Karen Read: New faces, familiar arguments on Day 1 of retrial

Karen Read and her defense team on the first day of her retrial. Photo: Stuart Cahill/Boston Herald via Getty Images

Karen Read‘s second murder trial began Tuesday with new faces at the prosecutor’s table but the same central defense claim as her first trial: she didn’t kill her Boston police officer boyfriend in 2022.

Catch up quick: Read’s retrial comes after a hung jury last year on charges she killed John O’Keefe with her SUV.

  • Read faces the same three charges.

Why it matters: The first trial was a local fixation. The second is a national true-crime obsession.

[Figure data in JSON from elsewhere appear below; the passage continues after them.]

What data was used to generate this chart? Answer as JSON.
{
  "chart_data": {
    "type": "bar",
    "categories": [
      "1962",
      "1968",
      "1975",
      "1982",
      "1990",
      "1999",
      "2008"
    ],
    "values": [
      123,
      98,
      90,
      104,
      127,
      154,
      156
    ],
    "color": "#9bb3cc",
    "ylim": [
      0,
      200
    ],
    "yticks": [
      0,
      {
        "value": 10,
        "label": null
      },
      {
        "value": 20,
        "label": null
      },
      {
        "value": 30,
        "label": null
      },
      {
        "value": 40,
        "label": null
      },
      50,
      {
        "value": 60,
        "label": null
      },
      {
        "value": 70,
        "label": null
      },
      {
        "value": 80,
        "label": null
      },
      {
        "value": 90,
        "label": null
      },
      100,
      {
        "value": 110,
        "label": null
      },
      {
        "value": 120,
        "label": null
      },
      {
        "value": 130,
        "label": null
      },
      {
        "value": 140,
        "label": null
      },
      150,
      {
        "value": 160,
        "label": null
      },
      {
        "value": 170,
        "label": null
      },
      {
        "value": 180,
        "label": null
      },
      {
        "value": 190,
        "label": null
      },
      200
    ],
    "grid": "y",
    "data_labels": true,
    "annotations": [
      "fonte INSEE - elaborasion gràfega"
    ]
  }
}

What’s new: This time around, special prosecutor Hank Brennan has replaced Norfolk County assistant district attorney Adam Lally as lead prosecutor.

  • Instead of Read lawyer David Yannetti delivering opening statements, defense attorney Alan Jackson had the honors.
  • The list of potential witnesses has doubled since the last trial, from 74 to nearly 150.

In his opening remarks, Brennan told jurors that Read said, “I hit him, I hit him, I hit him,” at the scene of O’Keefe’s death and claimed the couple’s relationship was unraveling.

  • Jackson is sticking to the argument that locked up the jury last time: that “O’Keefe did not die from being hit by a vehicle.”
  • The defense still claims the investigation into O’Keefe’s death was “corrupted by bias, incompetence and deceit.”

Between the lines: Judge Beverly Cannone has prohibited Read’s defense from naming potential third-party culprits in opening statements, saying they can “develop the theory through relevant, competent evidence at trial.”

By the numbers:

  • 18 jurors, nine men and nine women, were selected.
  • Judge Cannone estimated the trial should last six to eight weeks.
  • The first witness of the retrial was Canton firefighter Timothy Nuttall.

What to watch: Jackson is likely to focus more this time around on former state trooper Michael Proctor, who led the investigation.

  • Proctor’s status has changed since the first trial: The top investigator was fired after sending sexist texts about Read.
  • Jackson singled Proctor out as a “cancer” that infected the investigation.